Abstract

A non-inertial (zero Taylor number) viscoelastic instability is discovered for Taylor–Couette flow of dilute polymer solutions. A linear stability analysis of the inertialess flow of an Oldroyd-B fluid (using both approximate Galerkin analysis and numerical solution of the relevant small-gap eigenvalue problem) show the growth of an overstable (oscillating) mode when the Deborah number exceeds f(S) e−½, where e is the ratio of the gap to the inner cylinder radius, and f(S) is a function of the ratio of solvent to polymer contributions to the solution viscosity. Experiments with a solution of 1000 p.p.m. high-molecular-weight polyisobutylene in a viscous solvent show an onset of secondary toroidal cells when the Deborah number De reaches 20, for e of 0.14, and a Taylor number of 10−6, in excellent agreement with the theoretical value of 21. The critical De was observed to increase as e decreases, in agreement with the theory.

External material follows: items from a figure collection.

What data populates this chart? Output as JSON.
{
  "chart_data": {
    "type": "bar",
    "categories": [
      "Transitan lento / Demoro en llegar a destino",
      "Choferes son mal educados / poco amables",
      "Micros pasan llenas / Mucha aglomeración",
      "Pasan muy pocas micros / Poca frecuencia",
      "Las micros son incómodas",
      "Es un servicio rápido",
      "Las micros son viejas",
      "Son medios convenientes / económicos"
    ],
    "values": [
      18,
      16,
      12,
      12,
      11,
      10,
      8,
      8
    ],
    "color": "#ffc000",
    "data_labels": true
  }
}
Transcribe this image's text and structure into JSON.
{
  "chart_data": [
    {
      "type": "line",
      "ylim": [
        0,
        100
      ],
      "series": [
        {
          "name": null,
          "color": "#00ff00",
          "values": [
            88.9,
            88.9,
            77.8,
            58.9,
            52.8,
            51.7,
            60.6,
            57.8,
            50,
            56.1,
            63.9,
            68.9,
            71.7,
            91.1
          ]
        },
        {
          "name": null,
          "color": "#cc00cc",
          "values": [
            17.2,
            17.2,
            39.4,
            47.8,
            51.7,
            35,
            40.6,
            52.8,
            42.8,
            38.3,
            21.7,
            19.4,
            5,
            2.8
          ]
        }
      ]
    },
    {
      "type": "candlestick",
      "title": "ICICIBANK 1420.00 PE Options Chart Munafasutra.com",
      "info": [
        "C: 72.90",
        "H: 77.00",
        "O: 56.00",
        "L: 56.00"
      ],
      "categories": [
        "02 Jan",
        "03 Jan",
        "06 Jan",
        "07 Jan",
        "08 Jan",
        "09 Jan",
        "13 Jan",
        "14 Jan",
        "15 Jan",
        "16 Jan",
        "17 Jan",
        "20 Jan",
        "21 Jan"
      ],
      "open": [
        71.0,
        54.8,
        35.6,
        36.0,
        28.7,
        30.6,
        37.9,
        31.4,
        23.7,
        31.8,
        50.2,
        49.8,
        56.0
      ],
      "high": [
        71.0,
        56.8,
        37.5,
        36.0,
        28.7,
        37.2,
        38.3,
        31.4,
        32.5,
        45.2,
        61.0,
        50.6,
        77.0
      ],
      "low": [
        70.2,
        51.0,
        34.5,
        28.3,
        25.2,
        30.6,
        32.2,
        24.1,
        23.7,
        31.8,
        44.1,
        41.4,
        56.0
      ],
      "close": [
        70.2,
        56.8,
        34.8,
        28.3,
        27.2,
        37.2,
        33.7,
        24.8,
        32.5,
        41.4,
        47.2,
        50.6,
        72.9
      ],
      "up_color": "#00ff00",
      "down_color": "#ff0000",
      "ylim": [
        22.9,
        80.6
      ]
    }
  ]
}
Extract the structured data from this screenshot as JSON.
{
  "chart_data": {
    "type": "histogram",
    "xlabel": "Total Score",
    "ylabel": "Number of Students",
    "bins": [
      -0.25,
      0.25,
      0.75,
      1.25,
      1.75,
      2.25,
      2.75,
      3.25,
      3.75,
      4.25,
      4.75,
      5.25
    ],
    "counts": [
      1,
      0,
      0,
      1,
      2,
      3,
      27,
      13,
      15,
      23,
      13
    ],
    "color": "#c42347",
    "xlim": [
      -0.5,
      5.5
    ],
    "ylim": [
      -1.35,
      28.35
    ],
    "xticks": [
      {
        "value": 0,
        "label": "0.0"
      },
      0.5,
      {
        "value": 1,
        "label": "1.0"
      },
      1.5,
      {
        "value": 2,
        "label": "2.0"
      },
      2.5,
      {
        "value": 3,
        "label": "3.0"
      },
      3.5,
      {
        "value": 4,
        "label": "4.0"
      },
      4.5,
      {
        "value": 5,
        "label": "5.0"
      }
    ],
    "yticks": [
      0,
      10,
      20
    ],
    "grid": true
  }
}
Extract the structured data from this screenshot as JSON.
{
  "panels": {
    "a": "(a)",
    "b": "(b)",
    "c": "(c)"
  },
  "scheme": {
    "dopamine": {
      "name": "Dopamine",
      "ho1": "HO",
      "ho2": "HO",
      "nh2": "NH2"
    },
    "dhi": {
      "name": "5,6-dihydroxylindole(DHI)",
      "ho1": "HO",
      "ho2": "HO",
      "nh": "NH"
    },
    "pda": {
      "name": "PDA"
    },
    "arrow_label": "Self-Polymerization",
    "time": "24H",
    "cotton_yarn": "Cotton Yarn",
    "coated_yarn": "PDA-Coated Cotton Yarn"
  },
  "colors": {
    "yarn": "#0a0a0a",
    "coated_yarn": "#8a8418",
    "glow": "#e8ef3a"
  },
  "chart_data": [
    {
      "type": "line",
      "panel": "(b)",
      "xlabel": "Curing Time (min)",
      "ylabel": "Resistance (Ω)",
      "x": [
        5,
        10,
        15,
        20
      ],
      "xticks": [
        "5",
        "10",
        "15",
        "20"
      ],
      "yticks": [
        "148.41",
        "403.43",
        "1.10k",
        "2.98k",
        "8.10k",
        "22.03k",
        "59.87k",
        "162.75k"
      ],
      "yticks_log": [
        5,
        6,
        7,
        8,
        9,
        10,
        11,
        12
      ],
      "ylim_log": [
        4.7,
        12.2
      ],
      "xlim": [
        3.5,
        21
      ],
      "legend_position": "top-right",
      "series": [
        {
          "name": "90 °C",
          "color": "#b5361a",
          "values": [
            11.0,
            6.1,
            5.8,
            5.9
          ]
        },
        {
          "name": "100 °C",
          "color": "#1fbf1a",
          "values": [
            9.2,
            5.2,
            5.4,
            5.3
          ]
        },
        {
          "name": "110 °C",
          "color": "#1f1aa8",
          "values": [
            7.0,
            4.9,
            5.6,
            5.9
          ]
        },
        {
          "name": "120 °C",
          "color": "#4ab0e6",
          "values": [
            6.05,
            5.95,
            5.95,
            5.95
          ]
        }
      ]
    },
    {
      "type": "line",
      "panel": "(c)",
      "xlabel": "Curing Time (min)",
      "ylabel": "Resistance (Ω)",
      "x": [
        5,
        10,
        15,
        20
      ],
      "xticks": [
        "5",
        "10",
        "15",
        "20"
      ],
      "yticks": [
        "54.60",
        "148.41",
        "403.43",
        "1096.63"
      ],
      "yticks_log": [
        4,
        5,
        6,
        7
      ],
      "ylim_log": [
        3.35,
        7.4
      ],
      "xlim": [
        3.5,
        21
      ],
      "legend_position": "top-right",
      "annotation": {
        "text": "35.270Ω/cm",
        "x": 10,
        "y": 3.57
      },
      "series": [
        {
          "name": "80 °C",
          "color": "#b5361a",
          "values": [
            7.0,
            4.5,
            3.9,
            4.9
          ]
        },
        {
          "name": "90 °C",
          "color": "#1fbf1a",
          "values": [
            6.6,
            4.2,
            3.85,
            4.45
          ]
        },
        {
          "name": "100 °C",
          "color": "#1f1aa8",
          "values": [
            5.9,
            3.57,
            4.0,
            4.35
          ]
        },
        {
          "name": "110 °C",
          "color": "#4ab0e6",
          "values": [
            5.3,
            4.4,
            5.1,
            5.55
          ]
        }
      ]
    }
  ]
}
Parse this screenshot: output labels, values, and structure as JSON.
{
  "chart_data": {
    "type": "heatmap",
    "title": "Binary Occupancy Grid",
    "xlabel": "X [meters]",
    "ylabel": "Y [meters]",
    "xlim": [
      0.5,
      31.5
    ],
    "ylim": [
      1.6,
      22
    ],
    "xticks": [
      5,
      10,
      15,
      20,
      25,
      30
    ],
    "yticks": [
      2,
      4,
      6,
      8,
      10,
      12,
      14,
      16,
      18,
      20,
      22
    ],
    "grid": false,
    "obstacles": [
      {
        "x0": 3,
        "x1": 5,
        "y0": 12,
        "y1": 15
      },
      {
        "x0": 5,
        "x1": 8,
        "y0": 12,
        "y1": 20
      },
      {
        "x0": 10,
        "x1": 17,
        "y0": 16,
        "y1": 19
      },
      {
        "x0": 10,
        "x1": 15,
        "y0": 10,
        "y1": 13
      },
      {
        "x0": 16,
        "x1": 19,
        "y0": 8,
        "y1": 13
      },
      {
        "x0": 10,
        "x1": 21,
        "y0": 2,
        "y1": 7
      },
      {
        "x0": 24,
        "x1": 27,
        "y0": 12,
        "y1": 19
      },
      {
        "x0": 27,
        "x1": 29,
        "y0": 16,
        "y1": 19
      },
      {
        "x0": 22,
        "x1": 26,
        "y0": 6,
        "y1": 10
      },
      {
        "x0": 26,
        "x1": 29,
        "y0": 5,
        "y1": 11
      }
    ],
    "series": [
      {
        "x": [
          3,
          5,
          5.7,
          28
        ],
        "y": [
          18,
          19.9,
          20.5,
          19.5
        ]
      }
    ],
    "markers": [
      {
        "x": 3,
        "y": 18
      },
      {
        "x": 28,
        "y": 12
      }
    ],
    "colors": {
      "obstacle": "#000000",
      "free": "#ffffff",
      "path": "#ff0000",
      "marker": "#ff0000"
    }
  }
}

At long times after onset of the instability, the cells become small in wavelength compared to those that occur in the inertial instability, again in agreement with our linear analysis. For this fluid, a similar instability occurs in cone-and-plate flow, as reported earlier. The driving force for these instabilities is the interaction between a velocity fluctuation and the first normal stress difference in the base state. Instabilities of the kind that we report here are likely to occur in many rotational shearing flows of viscoelastic fluids.